I’m not quite understanding the question. There’s no requirement other than the data needs to be available on the device. If the compiler can determine how to copy over the data, it will. However since you’re writing in C/C++ it’s more likely that you will need to add a data clause to indicate how much data to move or a “present” clause to indicate that the data is already over on the device.
“copyin” and “copyout” just indicate the direction which to copy the data. “copy” is both directions, while “create” only allocates memory but does not synchronize.
I thought “copyin” and “copyout” might only
necessary when you want to share some data across multiple “parallel” region.
These are data clauses, not to be confused with a data region. A data region can span across compute regions (as well as subroutines) and more has to do with the lifetime of the device variables. Data clauses just specify the direction to copy and size of the data. There’s also an “update” directive which can be used to synchronize device and host data from within a data region.
- I used private here to declare “in_data_copy” as private for each thread, yet when I declare the size using [start:size] semantics, the compiler report errors.
What was the error? From what I can tell “in_data_copy” is an array of structs. If it’s a fixed size struct, then you should be fine. But I’m guessing you have dynamic data members. In which case you can’t privatize them since the compiler has no way of knowing how big the struct is. Aggregate data types with dynamic data members are not supported within data clauses either. It’s the biggest limitation in OpenACC and one the standards committee is looking to address.
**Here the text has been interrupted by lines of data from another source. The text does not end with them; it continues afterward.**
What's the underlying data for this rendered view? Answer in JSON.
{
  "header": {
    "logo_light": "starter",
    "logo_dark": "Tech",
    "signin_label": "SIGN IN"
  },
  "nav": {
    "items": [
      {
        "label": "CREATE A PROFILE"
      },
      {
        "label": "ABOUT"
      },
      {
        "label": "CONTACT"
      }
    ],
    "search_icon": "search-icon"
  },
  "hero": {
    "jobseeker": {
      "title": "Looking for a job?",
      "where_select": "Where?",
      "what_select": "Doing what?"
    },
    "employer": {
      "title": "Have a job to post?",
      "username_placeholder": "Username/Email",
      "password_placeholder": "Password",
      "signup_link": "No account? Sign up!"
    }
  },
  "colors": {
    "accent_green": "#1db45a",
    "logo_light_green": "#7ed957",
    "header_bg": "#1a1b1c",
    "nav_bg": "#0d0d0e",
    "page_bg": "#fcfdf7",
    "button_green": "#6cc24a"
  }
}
But it’s a very difficult issue so it will take some time.
If you’re interested, my GTC2015 talk (https://www.youtube.com/watch?v=rWLmZt_u5u4) on OpenACC C++ Class Management touches upon the issue.
In the documents, it said “copy of item will be created for each parallel gang”, does it mean shared by the gang ?
If you privatize a variable on a gang loop, the variable will shared by all workers and vectors within the same gang.